Lake Como, Italy (Lago di Como)

What I love about traveling is that you can randomly land in these small cute towns in the middle of the mountains and just be speechless. That’s exactly what happened to me in Lake Como.

After spending a few days in Milan, we decided that we needed a break from the crazy city life. We woke up early one morning and took a train to Como, about 45 minutes out from Milano Cardona Train Station. As we arrived to the area, we got off at the wrong stop (one stop before the actual Como Nord Lago stop) which left us in the middle of the city with bags on our shoulders. We started walking towards city center (at this point with the gps on) and landed in the middle of a really fun market (or fair depending where you’re from), that sold anything and everything. It had food, clothes and all kinds of fun items for good bargain prices. We tried to go again the next day but from what we saw they open around 10-11am and closed at 1pm every weekday.

We kept walking and decided to look for a hotel to stay, jumped on Booking.com and booked a room at Hotel Marco’s right by the Lake.

Where to Stay

Hotel Marco‘s is a beautiful hotel a few blocks away from the actual city center but close enough to everything you really need. The rooms are clean and pretty, the breakfast is good and the prices are actually pretty great. We booked a two twin beds room for 80 euros a night, with breakfast included. If you wanted to upgrade to a room with a view, it cost you an extra 10 euros (which we didn’t opt for as we were barely at the hotel).

View from Hotel Marco

Where to Eat

There are many restaurants in the Como area and all surrounding the lake. I must say that you have to be careful since many of them are tourist traps. We were lucky enough to find two really good ones in our short time here.

Riva Cafe

This place was so good, we ended coming here twice! The prices are reasonable, they have a lunch menu that you can order their specials from and the waiters all make an effort to help you in English if need be.

The first time it was cold so we sat inside, upstairs which is a really nice area. I had some of the best gnocchis I’ve ever had (specially for 10 euros).

The second time we had to try the delicious oval shaped pizzas that kept passing us by the first time. They were all around 10-12 euros and were definitely thin, crispy and incredible.

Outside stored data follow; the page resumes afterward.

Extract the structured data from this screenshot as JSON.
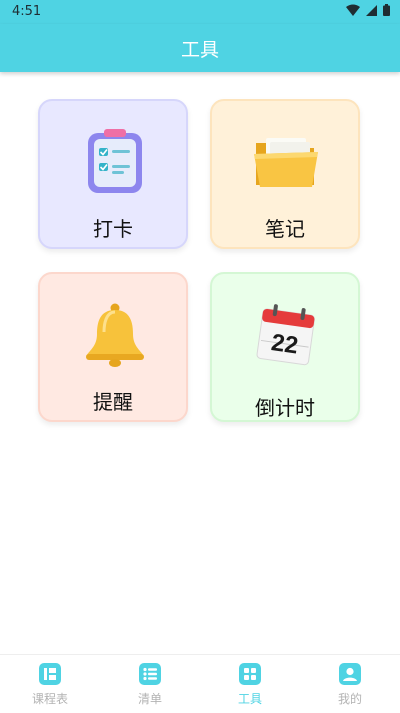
{
  "status_bar": {
    "time": "4:51"
  },
  "header": {
    "title": "工具"
  },
  "tools": [
    {
      "label": "打卡"
    },
    {
      "label": "笔记"
    },
    {
      "label": "提醒"
    },
    {
      "label": "倒计时"
    }
  ],
  "calendar_date": "22",
  "bottom_nav": [
    {
      "label": "课程表",
      "active": false
    },
    {
      "label": "清单",
      "active": false
    },
    {
      "label": "工具",
      "active": true
    },
    {
      "label": "我的",
      "active": false
    }
  ],
  "colors": {
    "accent": "#4fd3e3",
    "inactive": "#b3b3b3"
  }
}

Ristorante Pizzeria Funicolare
For dinner we ended up at the hotel restaurant, as we didn’t know if we should walk around Como at night. Turns out we saw a lot of people running and exercising later in the evening. However, the hotel restaurant did not disappoint.
Apparently, it is one of the few places that has the pizza oven running continuously throughout the day (in case you get random pizza cravings). The prices are again reasonable (maybe a little higher than Riva Cafe) but in this case you’re seating by the water of the lake (with heaters for us since it was a chilly night). We had the wine which cost us 12 euros for a liter and the pasta dishes which were 10-12 euros each; finishing up with the crema catalana which was definitely a show for 5 euros. Everything was delicious and the service was excellent.

What to Do

So I know I’ve spoken a lot about this small town.. but really, what is there to do? Well, apart from relaxing (and I really mean relaxing as everything opens late, closes for nap time and opens for a little in the evening), there’s also a ferry tour you can take around the other towns surrounding Lake Como.

The tour covers the bottom section of the map you can see below (the big blue dot at the bottom is Como). The ferry will stop at Tavernola, Cernobbio, Moltrasio, Torno and head back to Como. It runs every 30 minutes and costs 9 euros. There’s also an option of a ferry that goes from Como directly to Bellagio for 15 euros and takes an hour to get there. This ferry runs at specified times throughout the day from 9 am to 8pm. You can buy these tickets at the main offices by the main doc (dock 1) during the office hours of 8 am- 6pm (closed for lunch 12-1pm).

We got off at every single stop visiting the small towns. We went in winter (March) so most homes were closed and there was barely any people at these towns, but it was still nice to see. We did the whole ferry tour, visiting the towns and drinking a coffee at one of them in about 4 hours.

There are also a lot of beauitful stores with cashmere scarves… so I suggest you take your wallet and do some shopping while you’re in the area as well!

I’ll leave you with this beautiful image of the ferry leaving Como, and with the thought that even though the Como area is the go-to spot for summer, it should not be missed in winter either.